The algorithm is almost identical to the standard Lloyd algorithm. The steps are described below.
- Iterate over the entire cluster algorithm below, and take the clustering with the smallest sum of square deviation as the final result. The number of iterations is dynamic and depends on the duration for one iteration. The app should never become unresponsive by being stuck in a long computation.
- Assign the samples to random clusters.
- Resolve empty clusters by moving samples from the largest cluster to empty clusters.
- Iterate the following steps until the clusters are constant or a maximum limit is reached. In practice, the maximum limit is almost never needed.
- Calculate centroids as the average point in each cluster.
- Reassign samples to clusters. A sample belongs to the cluster whose centroid is closest.
- Resolve empty clusters by moving samples from the largest cluster to the empty clusters.
- Calculate the sum of square deviation of samples from their cluster centroid.

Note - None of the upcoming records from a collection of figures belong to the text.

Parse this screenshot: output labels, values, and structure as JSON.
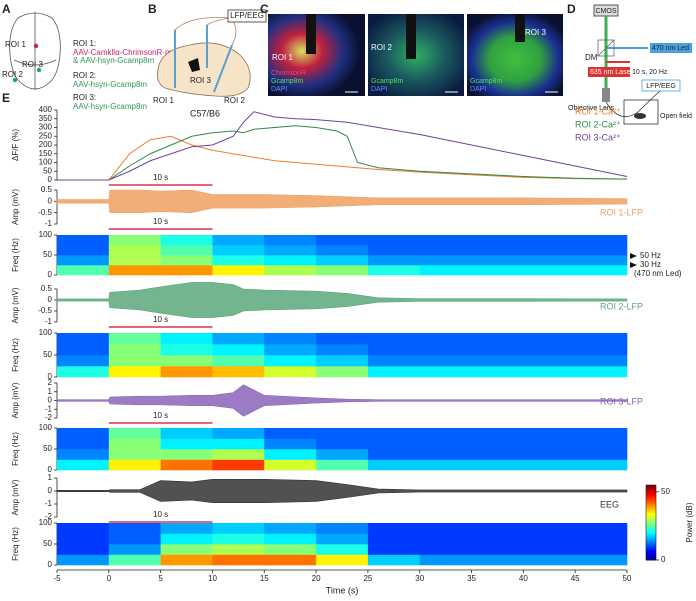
{
  "figure": {
    "panel_a": {
      "label": "A",
      "roi_marks": [
        "ROI 1",
        "ROI 3",
        "ROI 2"
      ],
      "notes": [
        {
          "title": "ROI 1:",
          "lines": [
            "AAV-Camkllα-ChrimsonR-m",
            "& AAV-hsyn-Gcamp8m"
          ]
        },
        {
          "title": "ROI 2:",
          "lines": [
            "AAV-hsyn-Gcamp8m"
          ]
        },
        {
          "title": "ROI 3:",
          "lines": [
            "AAV-hsyn-Gcamp8m"
          ]
        }
      ]
    },
    "panel_b": {
      "label": "B",
      "recording": "LFP/EEG",
      "rois": [
        "ROI 3",
        "ROI 1",
        "ROI 2"
      ],
      "strain": "C57/B6"
    },
    "panel_c": {
      "label": "C",
      "images": [
        {
          "roi": "ROI 1",
          "stains": [
            "ChrimsonR",
            "Gcamp8m",
            "DAPI"
          ]
        },
        {
          "roi": "ROI 2",
          "stains": [
            "Gcamp8m",
            "DAPI"
          ]
        },
        {
          "roi": "ROI 3",
          "stains": [
            "Gcamp8m",
            "DAPI"
          ]
        }
      ]
    },
    "panel_d": {
      "label": "D",
      "camera": "CMOS",
      "mirror": "DM",
      "led": "470 nm Led",
      "laser": "635 nm Laser",
      "laser_protocol": "10 s, 20 Hz",
      "lens": "Objective Lens",
      "recording": "LFP/EEG",
      "arena": "Open field"
    },
    "panel_e": {
      "label": "E",
      "annotations": [
        "50 Hz",
        "30 Hz",
        "(470 nm Led)"
      ],
      "colorbar": {
        "label": "Power (dB)",
        "lim": [
          0,
          55
        ],
        "ticks": [
          0,
          50
        ]
      }
    }
  },
  "chart_data": [
    {
      "type": "line",
      "ylabel": "ΔF/F (%)",
      "xlim": [
        -5,
        50
      ],
      "ylim": [
        0,
        400
      ],
      "yticks": [
        0,
        50,
        100,
        150,
        200,
        250,
        300,
        350,
        400
      ],
      "stimulus": [
        0,
        10
      ],
      "stim_label": "10 s",
      "x": [
        -5,
        0,
        2,
        4,
        6,
        8,
        10,
        12,
        13,
        14,
        16,
        18,
        20,
        22,
        23,
        24,
        26,
        30,
        35,
        40,
        45,
        50
      ],
      "series": [
        {
          "name": "ROI 1-Ca²⁺",
          "color": "#ee7d31",
          "values": [
            0,
            0,
            150,
            230,
            250,
            200,
            170,
            150,
            140,
            130,
            110,
            100,
            90,
            80,
            75,
            70,
            60,
            45,
            30,
            15,
            8,
            5
          ]
        },
        {
          "name": "ROI 2-Ca²⁺",
          "color": "#2e8b4a",
          "values": [
            0,
            0,
            80,
            150,
            200,
            250,
            270,
            280,
            270,
            290,
            300,
            310,
            300,
            280,
            250,
            100,
            70,
            50,
            35,
            20,
            10,
            5
          ]
        },
        {
          "name": "ROI 3-Ca²⁺",
          "color": "#7040a0",
          "values": [
            0,
            0,
            50,
            110,
            150,
            190,
            200,
            250,
            330,
            390,
            360,
            350,
            345,
            335,
            330,
            320,
            300,
            260,
            200,
            140,
            80,
            20
          ]
        }
      ]
    },
    {
      "type": "area",
      "ylabel": "Amp (mV)",
      "name": "ROI 1-LFP",
      "color": "#f0a060",
      "xlim": [
        -5,
        50
      ],
      "ylim": [
        -1,
        0.5
      ],
      "yticks": [
        -1,
        -0.5,
        0,
        0.5
      ],
      "stimulus": [
        0,
        10
      ],
      "stim_label": "10 s",
      "x": [
        -5,
        0,
        0.1,
        3,
        5,
        8,
        10,
        12,
        13,
        15,
        20,
        23,
        26,
        30,
        40,
        50
      ],
      "values": [
        0.08,
        0.08,
        0.5,
        0.5,
        0.45,
        0.5,
        0.3,
        0.3,
        0.3,
        0.3,
        0.25,
        0.2,
        0.15,
        0.15,
        0.15,
        0.12
      ]
    },
    {
      "type": "heatmap",
      "ylabel": "Freq (Hz)",
      "xlim": [
        -5,
        50
      ],
      "ylim": [
        0,
        100
      ],
      "yticks": [
        0,
        50,
        100
      ],
      "x_edges": [
        -5,
        0,
        5,
        10,
        15,
        20,
        25,
        30,
        40,
        50
      ],
      "y_edges": [
        0,
        25,
        50,
        75,
        100
      ],
      "z": [
        [
          25,
          40,
          40,
          35,
          30,
          28,
          22,
          20,
          20
        ],
        [
          15,
          30,
          28,
          22,
          20,
          18,
          15,
          15,
          15
        ],
        [
          12,
          30,
          25,
          18,
          16,
          14,
          12,
          12,
          12
        ],
        [
          12,
          28,
          22,
          16,
          14,
          12,
          12,
          12,
          12
        ]
      ]
    },
    {
      "type": "area",
      "ylabel": "Amp (mV)",
      "name": "ROI 2-LFP",
      "color": "#5aa87a",
      "xlim": [
        -5,
        50
      ],
      "ylim": [
        -1,
        0.5
      ],
      "yticks": [
        -1,
        -0.5,
        0,
        0.5
      ],
      "stimulus": [
        0,
        10
      ],
      "stim_label": "10 s",
      "x": [
        -5,
        0,
        0.1,
        3,
        5,
        8,
        10,
        12,
        13,
        15,
        20,
        23,
        26,
        30,
        40,
        50
      ],
      "values": [
        0.05,
        0.05,
        0.35,
        0.45,
        0.6,
        0.8,
        0.8,
        0.7,
        0.5,
        0.45,
        0.4,
        0.3,
        0.1,
        0.06,
        0.06,
        0.05
      ]
    },
    {
      "type": "heatmap",
      "ylabel": "Freq (Hz)",
      "xlim": [
        -5,
        50
      ],
      "ylim": [
        0,
        100
      ],
      "yticks": [
        0,
        50,
        100
      ],
      "x_edges": [
        -5,
        0,
        5,
        10,
        15,
        20,
        25,
        30,
        40,
        50
      ],
      "y_edges": [
        0,
        25,
        50,
        75,
        100
      ],
      "z": [
        [
          22,
          35,
          40,
          38,
          32,
          28,
          20,
          20,
          20
        ],
        [
          14,
          28,
          28,
          25,
          20,
          18,
          14,
          14,
          14
        ],
        [
          12,
          28,
          22,
          20,
          16,
          14,
          12,
          12,
          12
        ],
        [
          12,
          26,
          20,
          16,
          14,
          12,
          12,
          12,
          12
        ]
      ]
    },
    {
      "type": "area",
      "ylabel": "Amp (mV)",
      "name": "ROI 3-LFP",
      "color": "#8a64b8",
      "xlim": [
        -5,
        50
      ],
      "ylim": [
        -2,
        2
      ],
      "yticks": [
        -2,
        -1,
        0,
        1,
        2
      ],
      "stimulus": [
        0,
        10
      ],
      "stim_label": "10 s",
      "x": [
        -5,
        0,
        0.1,
        3,
        5,
        8,
        10,
        12,
        13,
        15,
        20,
        23,
        26,
        30,
        40,
        50
      ],
      "values": [
        0.1,
        0.1,
        0.4,
        0.5,
        0.5,
        0.6,
        0.6,
        0.9,
        1.8,
        0.6,
        0.3,
        0.15,
        0.1,
        0.1,
        0.1,
        0.1
      ]
    },
    {
      "type": "heatmap",
      "ylabel": "Freq (Hz)",
      "xlim": [
        -5,
        50
      ],
      "ylim": [
        0,
        100
      ],
      "yticks": [
        0,
        50,
        100
      ],
      "x_edges": [
        -5,
        0,
        5,
        10,
        15,
        20,
        25,
        30,
        40,
        50
      ],
      "y_edges": [
        0,
        25,
        50,
        75,
        100
      ],
      "z": [
        [
          20,
          35,
          42,
          45,
          32,
          25,
          18,
          18,
          18
        ],
        [
          14,
          28,
          28,
          30,
          20,
          16,
          12,
          12,
          12
        ],
        [
          12,
          28,
          20,
          20,
          14,
          12,
          12,
          12,
          12
        ],
        [
          12,
          26,
          18,
          16,
          12,
          12,
          12,
          12,
          12
        ]
      ]
    },
    {
      "type": "area",
      "ylabel": "Amp (mV)",
      "name": "EEG",
      "color": "#333333",
      "xlim": [
        -5,
        50
      ],
      "ylim": [
        -2,
        1
      ],
      "yticks": [
        -2,
        -1,
        0,
        1
      ],
      "stimulus": [
        0,
        10
      ],
      "stim_label": "10 s",
      "x": [
        -5,
        0,
        0.1,
        3,
        5,
        8,
        10,
        12,
        13,
        15,
        20,
        23,
        26,
        30,
        40,
        50
      ],
      "values": [
        0.05,
        0.05,
        0.1,
        0.1,
        0.8,
        0.7,
        0.9,
        0.9,
        0.9,
        0.9,
        0.8,
        0.5,
        0.15,
        0.08,
        0.08,
        0.08
      ]
    },
    {
      "type": "heatmap",
      "ylabel": "Freq (Hz)",
      "xlabel": "Time (s)",
      "xlim": [
        -5,
        50
      ],
      "xticks": [
        -5,
        0,
        5,
        10,
        15,
        20,
        25,
        30,
        35,
        40,
        45,
        50
      ],
      "ylim": [
        0,
        100
      ],
      "yticks": [
        0,
        50,
        100
      ],
      "x_edges": [
        -5,
        0,
        5,
        10,
        15,
        20,
        25,
        30,
        40,
        50
      ],
      "y_edges": [
        0,
        25,
        50,
        75,
        100
      ],
      "z": [
        [
          15,
          25,
          40,
          42,
          42,
          35,
          18,
          15,
          15
        ],
        [
          10,
          15,
          28,
          30,
          28,
          22,
          10,
          10,
          10
        ],
        [
          10,
          12,
          20,
          22,
          20,
          16,
          10,
          10,
          10
        ],
        [
          10,
          12,
          16,
          18,
          16,
          14,
          10,
          10,
          10
        ]
      ]
    }
  ]
}
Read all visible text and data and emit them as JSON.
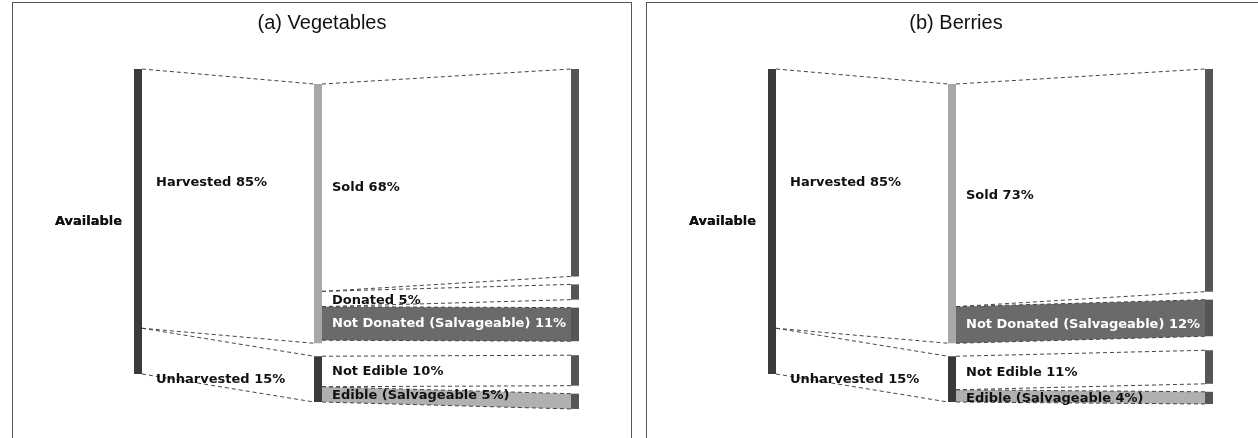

The Sammon map is a projection of the high dimensional samples to a low dimensional space. The map was invented by Sammon in 1969. (J. W. Sammon jr. A Nonlinear Mapping for Data Structure Analysis. IEEE Transactions on Computers, vol. C-18, no. 5, pp 401-409, May 1969). In this app the low dimensional space is two or three dimensional such that the samples can be visualized. The Sammon map attempts to preserve the pairwise distances between samples as much as possible.
The distances in the high dimensional space are Euclidean distances using only the molecules without missing values for the selected samples. The algorithm is described by by Kohonen ( T. Kohonen. Self Organizing Maps. Springer, 3 edition, 2001) and is iterative. The number of iterations depend on the time of one iteration; the app will never go into a long computation.
At each iteration, the algorithm loops over all pairs of samples and updates the two samples. The update moves the two points directly away from each other if their distance is too small, and moves them towards each other if it is to large. The size of the movement depends on the current distances and a variable multiplier. The multiplier starts at 0.4 and ends at a small value. The multiplier is reduced at each iteration.
The purpose of the Sammon map is to obtain a visualization of the samples and hopefully gain some biological insight. The Sammon map is an alternative to the PCA map. The Sammon map has the property that samples close to each other remain close after the projection which is not guaranteed by the PCA map.